"The World Bank Group enabled the devastation of villages and helped a mining company justify the deaths of endangered chimps with a dubious offset."
"Several times a day, Hassanatou Bah scans for threats along the river’s edge near her village in northwest Guinea. The once-mundane chore of fetching water has become a territorial tug of war with an increasingly frightening foe: chimpanzees. Some days, she’s seen them hurl rocks from trees. Other times, they throw clusters of leaves containing nests of biting weaver ants.
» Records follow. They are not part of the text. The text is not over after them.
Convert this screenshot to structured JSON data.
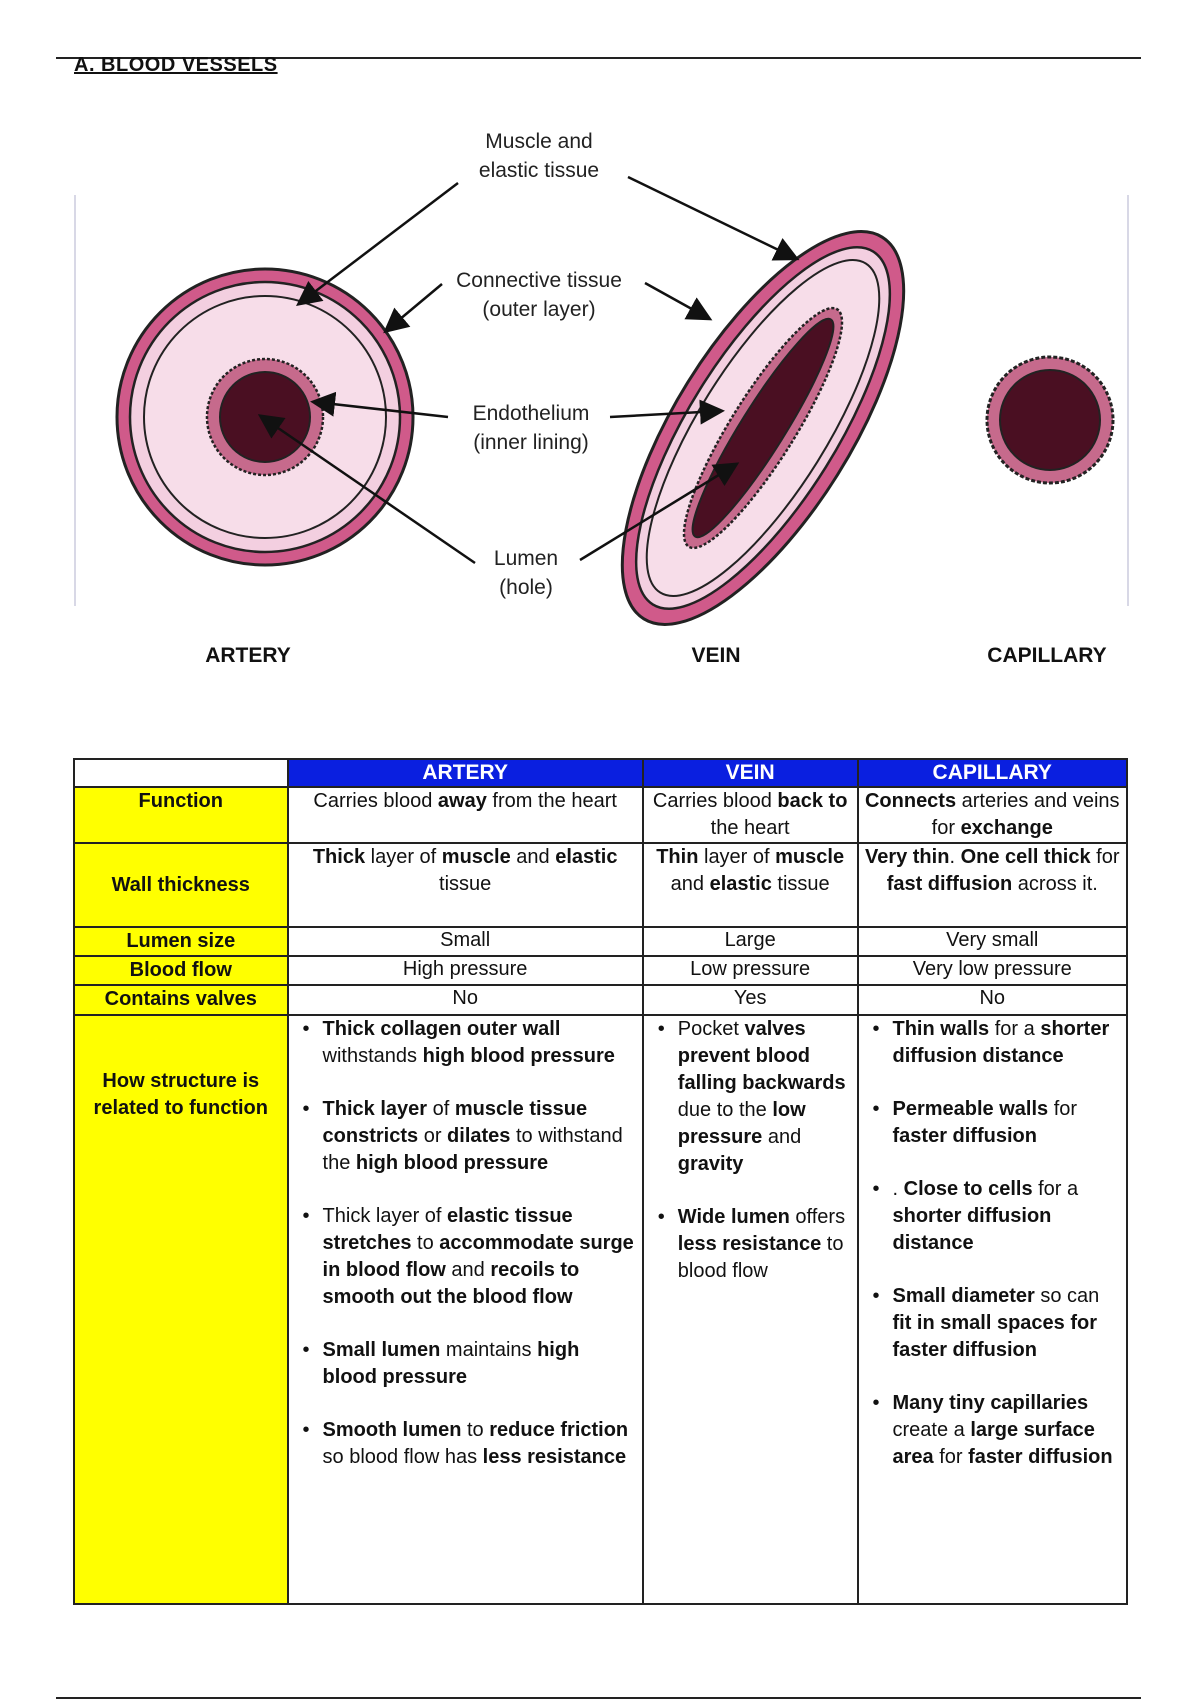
{
  "title": "A. BLOOD VESSELS",
  "diagram": {
    "labels": {
      "muscle": [
        "Muscle and",
        "elastic tissue"
      ],
      "connective": [
        "Connective tissue",
        "(outer layer)"
      ],
      "endothelium": [
        "Endothelium",
        "(inner lining)"
      ],
      "lumen": [
        "Lumen",
        "(hole)"
      ]
    },
    "vessel_names": {
      "artery": "ARTERY",
      "vein": "VEIN",
      "capillary": "CAPILLARY"
    },
    "colors": {
      "outer": "#d05a8a",
      "wall": "#f3cfe0",
      "lumen": "#4a0f22",
      "endo": "#c66a8c"
    }
  },
  "table": {
    "headers": [
      "",
      "ARTERY",
      "VEIN",
      "CAPILLARY"
    ],
    "rows": [
      {
        "label": "Function",
        "cells": [
          [
            {
              "t": "Carries blood "
            },
            {
              "t": "away",
              "b": true
            },
            {
              "t": " from the heart"
            }
          ],
          [
            {
              "t": "Carries blood "
            },
            {
              "t": "back to",
              "b": true
            },
            {
              "t": " the heart"
            }
          ],
          [
            {
              "t": "Connects",
              "b": true
            },
            {
              "t": " arteries and veins for "
            },
            {
              "t": "exchange",
              "b": true
            }
          ]
        ]
      },
      {
        "label": "Wall thickness",
        "cells": [
          [
            {
              "t": "Thick",
              "b": true
            },
            {
              "t": " layer of "
            },
            {
              "t": "muscle",
              "b": true
            },
            {
              "t": " and "
            },
            {
              "t": "elastic",
              "b": true
            },
            {
              "t": " tissue"
            }
          ],
          [
            {
              "t": "Thin",
              "b": true
            },
            {
              "t": " layer of "
            },
            {
              "t": "muscle",
              "b": true
            },
            {
              "t": " and "
            },
            {
              "t": "elastic",
              "b": true
            },
            {
              "t": " tissue"
            }
          ],
          [
            {
              "t": "Very thin",
              "b": true
            },
            {
              "t": ". "
            },
            {
              "t": "One cell thick",
              "b": true
            },
            {
              "t": " for "
            },
            {
              "t": "fast diffusion",
              "b": true
            },
            {
              "t": " across it."
            }
          ]
        ]
      },
      {
        "label": "Lumen size",
        "cells": [
          [
            {
              "t": "Small"
            }
          ],
          [
            {
              "t": "Large"
            }
          ],
          [
            {
              "t": "Very small"
            }
          ]
        ]
      },
      {
        "label": "Blood flow",
        "cells": [
          [
            {
              "t": "High pressure"
            }
          ],
          [
            {
              "t": "Low pressure"
            }
          ],
          [
            {
              "t": "Very low pressure"
            }
          ]
        ]
      },
      {
        "label": "Contains valves",
        "cells": [
          [
            {
              "t": "No"
            }
          ],
          [
            {
              "t": "Yes"
            }
          ],
          [
            {
              "t": "No"
            }
          ]
        ]
      }
    ],
    "structure_row": {
      "label": "How structure is related to function",
      "artery": [
        [
          {
            "t": "Thick collagen outer wall",
            "b": true
          },
          {
            "t": " withstands "
          },
          {
            "t": "high blood pressure",
            "b": true
          }
        ],
        [
          {
            "t": "Thick layer",
            "b": true
          },
          {
            "t": " of "
          },
          {
            "t": "muscle tissue constricts",
            "b": true
          },
          {
            "t": " or "
          },
          {
            "t": "dilates",
            "b": true
          },
          {
            "t": " to withstand the "
          },
          {
            "t": "high blood pressure",
            "b": true
          }
        ],
        [
          {
            "t": "Thick layer of "
          },
          {
            "t": "elastic tissue stretches",
            "b": true
          },
          {
            "t": " to "
          },
          {
            "t": "accommodate surge in blood flow",
            "b": true
          },
          {
            "t": " and "
          },
          {
            "t": "recoils to smooth out the blood flow",
            "b": true
          }
        ],
        [
          {
            "t": "Small lumen",
            "b": true
          },
          {
            "t": " maintains "
          },
          {
            "t": "high blood pressure",
            "b": true
          }
        ],
        [
          {
            "t": "Smooth lumen",
            "b": true
          },
          {
            "t": " to "
          },
          {
            "t": "reduce friction",
            "b": true
          },
          {
            "t": " so blood flow has "
          },
          {
            "t": "less resistance",
            "b": true
          }
        ]
      ],
      "vein": [
        [
          {
            "t": "Pocket "
          },
          {
            "t": "valves prevent blood falling backwards",
            "b": true
          },
          {
            "t": " due to the "
          },
          {
            "t": "low",
            "b": true
          },
          {
            "t": " "
          },
          {
            "t": "pressure",
            "b": true
          },
          {
            "t": " and "
          },
          {
            "t": "gravity",
            "b": true
          }
        ],
        [
          {
            "t": "Wide lumen",
            "b": true
          },
          {
            "t": " offers "
          },
          {
            "t": "less resistance",
            "b": true
          },
          {
            "t": " to blood flow"
          }
        ]
      ],
      "capillary": [
        [
          {
            "t": "Thin walls",
            "b": true
          },
          {
            "t": " for a "
          },
          {
            "t": "shorter diffusion distance",
            "b": true
          }
        ],
        [
          {
            "t": "Permeable walls",
            "b": true
          },
          {
            "t": " for "
          },
          {
            "t": "faster diffusion",
            "b": true
          }
        ],
        [
          {
            "t": ". "
          },
          {
            "t": "Close to cells",
            "b": true
          },
          {
            "t": " for a "
          },
          {
            "t": "shorter diffusion distance",
            "b": true
          }
        ],
        [
          {
            "t": "Small diameter",
            "b": true
          },
          {
            "t": " so can "
          },
          {
            "t": "fit in small",
            "b": true
          },
          {
            "t": " "
          },
          {
            "t": "spaces for faster diffusion",
            "b": true
          }
        ],
        [
          {
            "t": "Many tiny",
            "b": true
          },
          {
            "t": " "
          },
          {
            "t": "capillaries",
            "b": true
          },
          {
            "t": " create a "
          },
          {
            "t": "large surface area",
            "b": true
          },
          {
            "t": " for "
          },
          {
            "t": "faster diffusion",
            "b": true
          }
        ]
      ]
    }
  }
}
Chimps had long encroached on Kagnèka, her farming community of about 350, but there was a time when residents could beat on gongs to scare them away. That changed about six years ago when a mining expansion drained streams and razed trees, driving the displaced primates into a desperate struggle with the village over food and water. Kagnèka’s crops became an open buffet. And the chimps began guarding the river so aggressively that Bah no longer felt safe bringing her two small children, or washing her clothes on the bank, or even going alone.
One afternoon in February, an enormous nest loomed above — a mound of bent branches where a chimpanzee would have recently slept. Bah used a gourd to scoop water into a bucket to balance on her head, then rushed home with neighbors, past trees stripped bare of bananas.
What Bah and her neighbors didn’t know is that they — and the chimps who now terrorize them — are the accepted collateral damage in a deal brokered by the globally respected World Bank Group, whose priorities include reducing poverty, protecting the environment and preventing the spread of deadly diseases."